3.10.10

Shock appeal

Living in Mexico has conditioned me to see things once thought dangerous or odd (but mostly the former) as normal. Traversing a 10 lane busy streets. Normal. Ability to buy candy covered in bees. Totally normal. But I am genuinely surprised that I can now place an attempted mugging in this category.

Walking the extra couple blocks from where I bid my friends and the greedy cab driver, the bastard, adieu, the thought did cross my mind that I should be careful. It was, after all, 1:30 on a Saturday night (better said Sunday morning) in Mexico City. I spotted a drunk guy, stumbling back and forth, and cleverly evaded his sight. He had looked like trouble, and I congratulated myself on a job well done. "Just walk in the road," a friend advised me once. So I did.

I moved to the sidewalk even as a second male approached. He looked legit with his clean clothes, lack of hair gel and piercings and years beyond (but not too far) the teens. Just an ordinary, middle-class guy walking home from a party, I thought. I mean, there is always a chance but there is a bush between me and the road now. Oh, and many cars. But he is not going to...my thought process was interrupted as he jumped for me, putting his arms around my waist and slightly lifting me off the ground. Going for the pockets, I must assume? Why not just grab my bag, not even securely attached, demonstrated by its slow plunge to the ground and subsequent vomiting of my mp3 player onto the side walk through the broken zipper that I have the best intentions to fix?

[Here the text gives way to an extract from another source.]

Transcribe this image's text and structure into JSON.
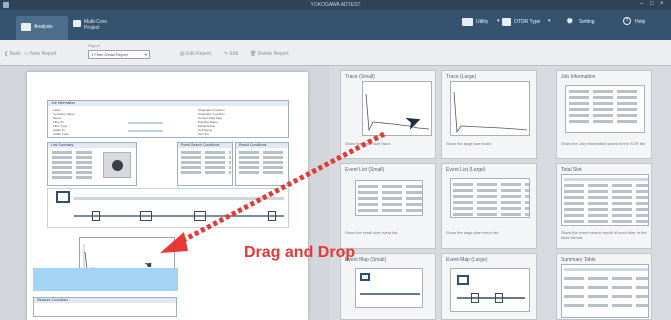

I saw the change, the adoption of a squatting position not seen since high school gym class, all happening in my mind in slow motion, and I was screaming like a maniac long before he made contact. But this reaction surprised him, nay, even took him off guard, and before I knew it, he was running as I was falling (my classic and effective robber deterrent). I examined my broken nail; then my fallen bag and mp3 player, accidentally activated by the drop and glowing blue on the sidewalk. Had I really made it through that without losing anything? Again? Do not get me wrong - I am very happy about this, but jeez. What an amateur. I do not wish he had taken anything but the whole thing just seems absurd.



I ran to my apartment and, oh technology, wrote a short sentence or two about my adventure on Facebook. Within five minutes an old friend rang me up from L.A. He wanted to know if I was okay.

"You know, Mary," he said, "I remember Mexico City and I know a way to decrease crime by 5%. Today. Install more street lights. That place is fucking ridiculously dark."

So he went on to tell me about how a man in Mexico City he had met in a cantina casually suggested they go for "hookers and cocaine" and that when my friend declined, he called him a "flan." He then spoke of California life and how a bar in L.A. has a swimming pool on the roof accompanied by a vending machine offering $80 bathing suits to unprepared guests.

I do not mean to sound flippant about this, you know. It is just that I was not injured or successfully mugged. I was barely even surprised. So who cares? I would like to say I expect the best in people but maybe having already seen the really nasty side (and I am not even speaking about Mexicans or Americans or Germans or other -ans but the greater pool of humanity) I expect people to act, well, human. A harmless, weaponless, obviously desperate guy tried his luck with some white, very well dressed (so modest), uneven haired and unaccompanied young woman on a dark street. So it goes.